The link to Val Bercovici’s article is here.
Here’s the gist-
Hadoop natively uses HDFS, which is a file system that’s made to be node-level redundant. Data is replicated by default THREE times across nodes in a Hadoop cluster. The nodes themselves, at least in the “tradition” of Hadoop, do not perform any RAID at all, if node’s filesystem fails, the data is already contained elsewhere and any running MapReduce jobs are simply started over.
This is great if you have a few thousand nodes and the people you’re crunching data for are at-large consumers who aren’t paying for your service and as such cannot expect service levels of any kind.
Enterprise, however, is a different story. Once business units start depending on reduced results from Hadoop, they start depending on the timeframe in which it’s delivered as well. Simply starting jobs over is NOT going to please anyone and could interrupt business processes. Further, Enterprises don’t have the space or budget to put up Hadoop clusters with the scale the Facebooks and Yahoos do (they also don’t typically have the justifiable use cases). In fact, the Enterprises I’m working with are taking a “build it and the use cases will come” approach to Hadoop.

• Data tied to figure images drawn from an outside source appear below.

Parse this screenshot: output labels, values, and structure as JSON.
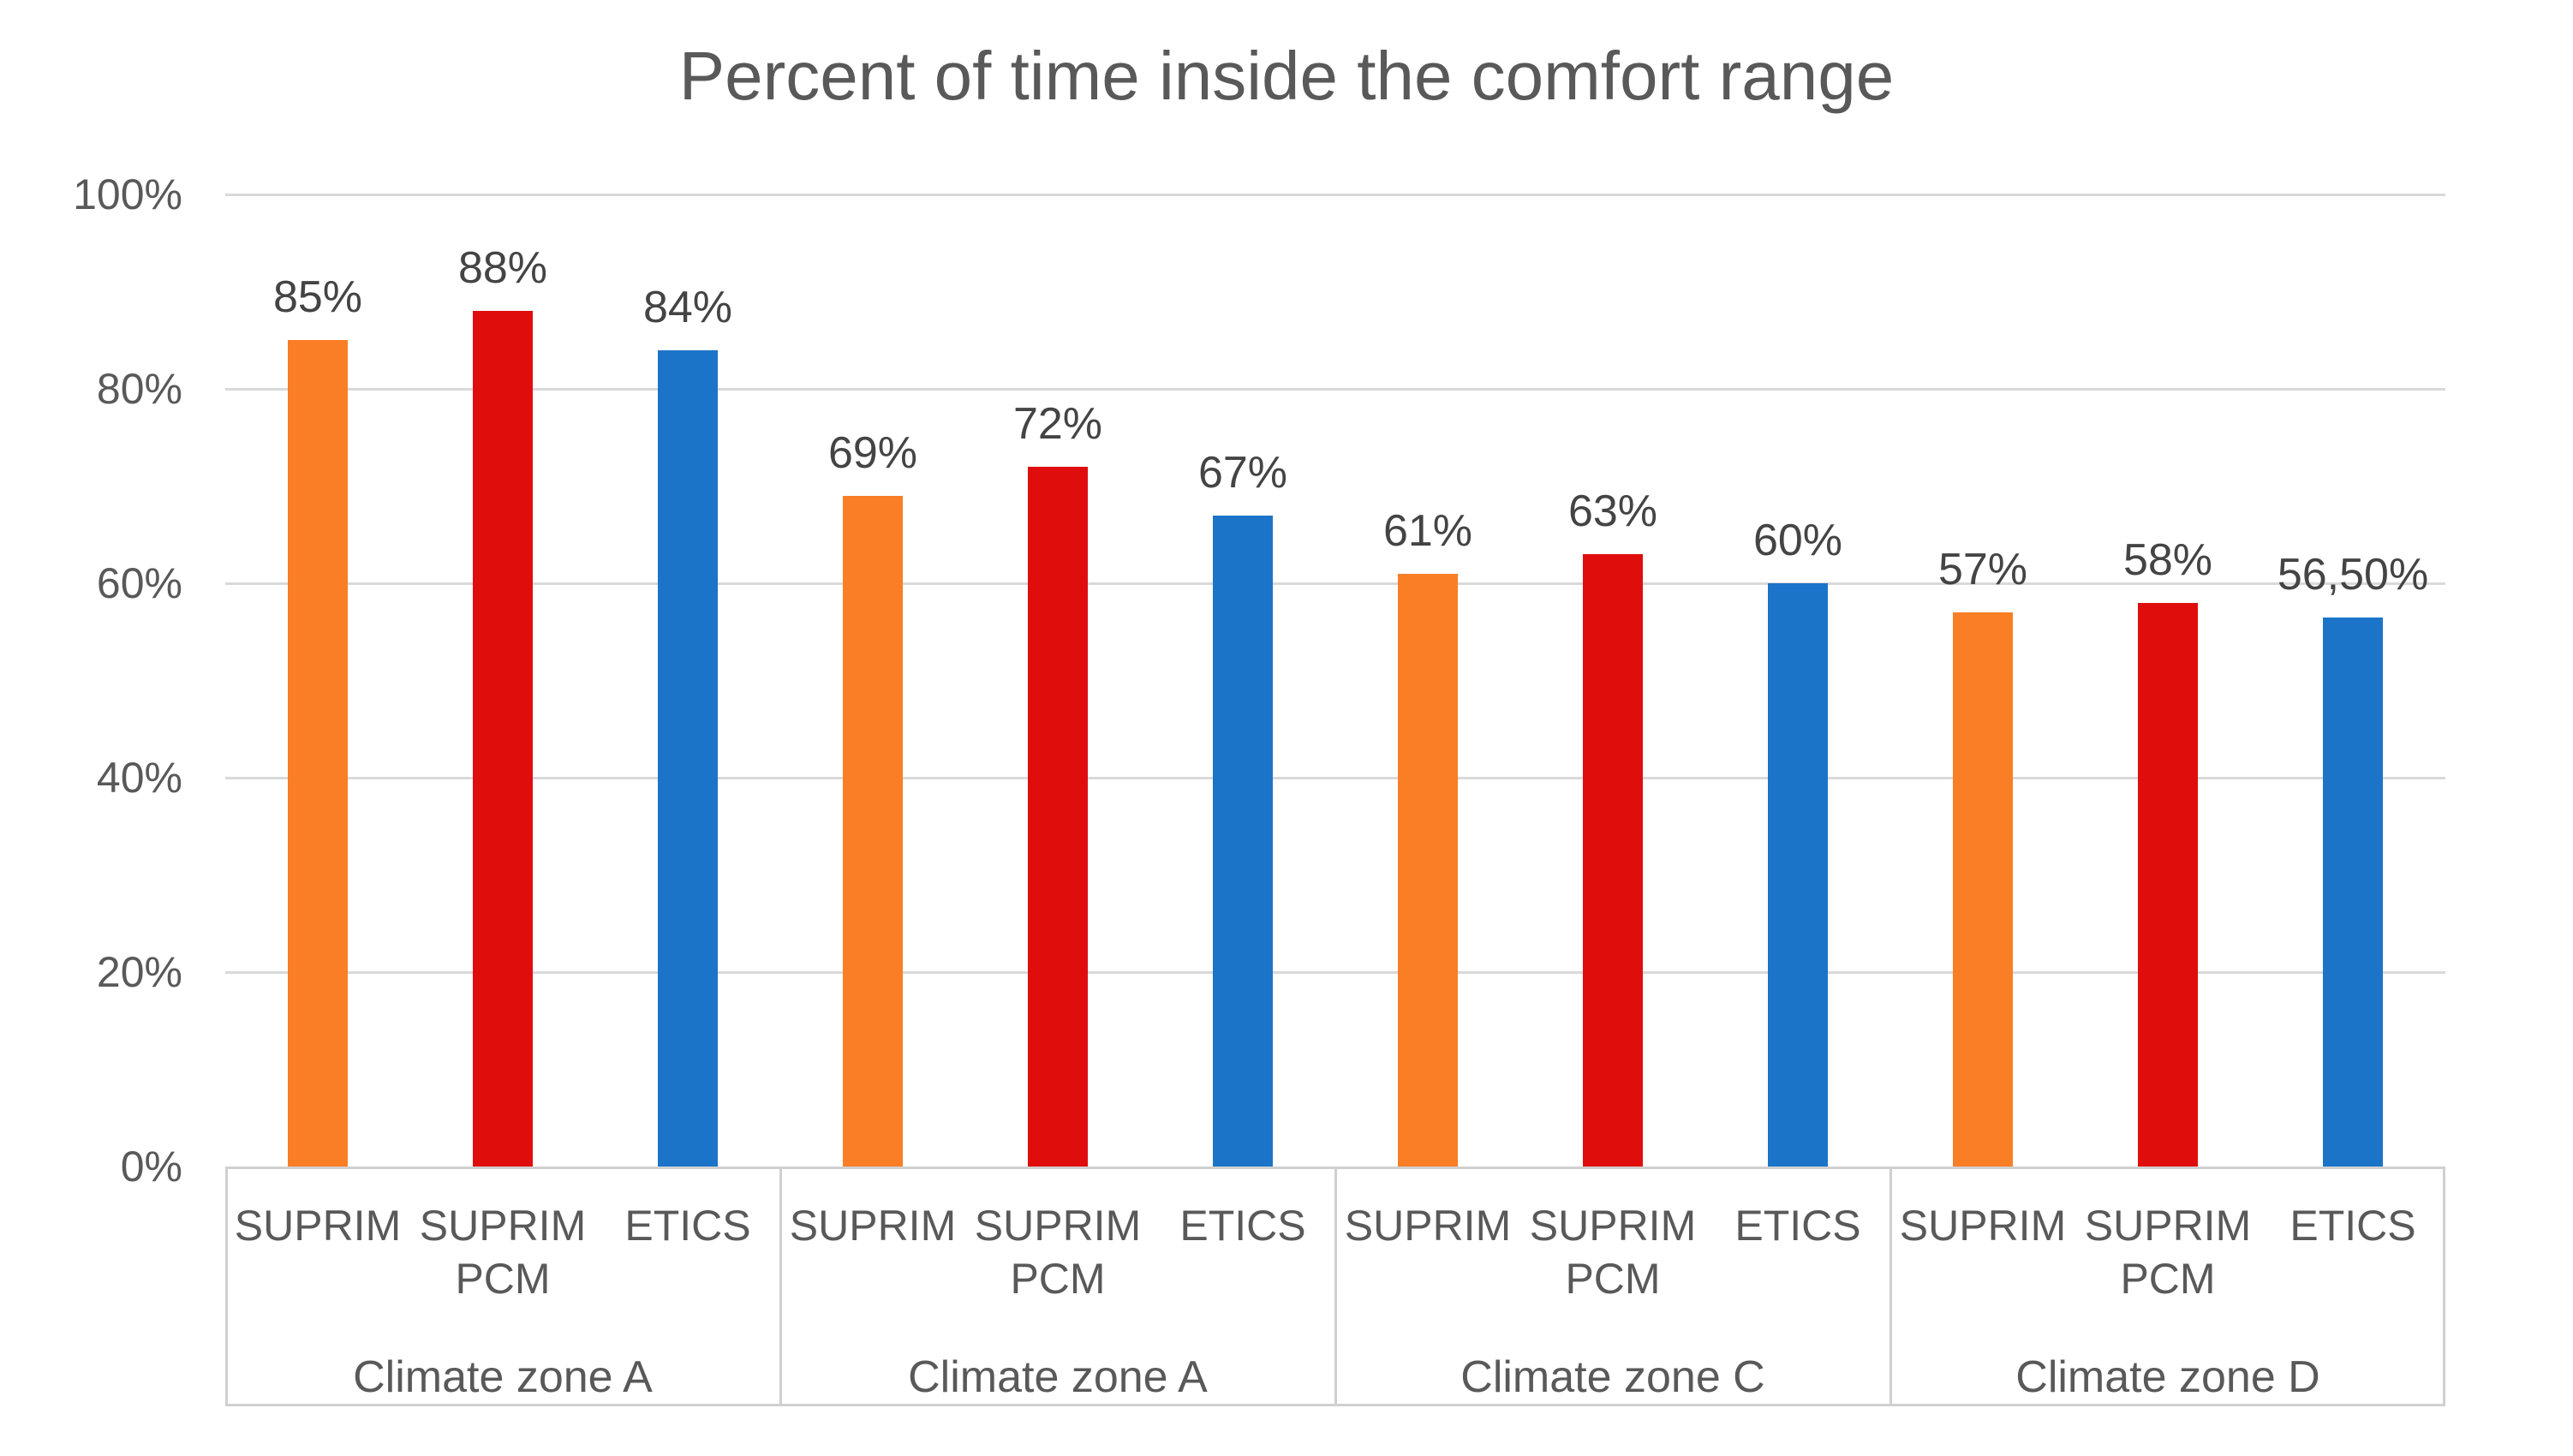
{
  "chart_data": {
    "type": "bar",
    "title": "Percent of time inside the comfort range",
    "categories": [
      "Climate zone A",
      "Climate zone A",
      "Climate zone C",
      "Climate zone D"
    ],
    "series": [
      {
        "name": "SUPRIM",
        "color": "#F97E26",
        "values": [
          85,
          69,
          61,
          57
        ],
        "labels": [
          "85%",
          "69%",
          "61%",
          "57%"
        ]
      },
      {
        "name": "SUPRIM PCM",
        "color": "#E00D0D",
        "values": [
          88,
          72,
          63,
          58
        ],
        "labels": [
          "88%",
          "72%",
          "63%",
          "58%"
        ]
      },
      {
        "name": "ETICS",
        "color": "#1B74C8",
        "values": [
          84,
          67,
          60,
          56.5
        ],
        "labels": [
          "84%",
          "67%",
          "60%",
          "56,50%"
        ]
      }
    ],
    "ylim": [
      0,
      100
    ],
    "yticks": [
      0,
      20,
      40,
      60,
      80,
      100
    ],
    "ytick_labels": [
      "0%",
      "20%",
      "40%",
      "60%",
      "80%",
      "100%"
    ],
    "grid": true,
    "legend": "none",
    "colors": {
      "background": "#FFFFFF",
      "title_text": "#595959",
      "axis_text": "#595959",
      "value_label_text": "#444444",
      "gridline": "#D9D9D9",
      "axis_border": "#D0D0D0"
    }
  }
}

NetApp’s NFS connector for Hadoop significantly reduces the entry point for businesses who want to vet out Hadoop and justify use cases. One of the traditional problems with Hadoop is that one needs to create a silo’ed architecture- servers, storage, and network, in a scale that prove the worth of Hadoop.
Now, businesses can throw compute (physical OR virtual) into a Hadoop cluster and connect to existing NFS datastores – whether they are on NetApp or not! NetApp has created this connector and thrown it upon the world as open source on GitHub.
This removes a huge barrier to entry for any NetApp (or NFS!) customer who is looking to perform analytics against an existing dataset without moving it or creating duplicate copies.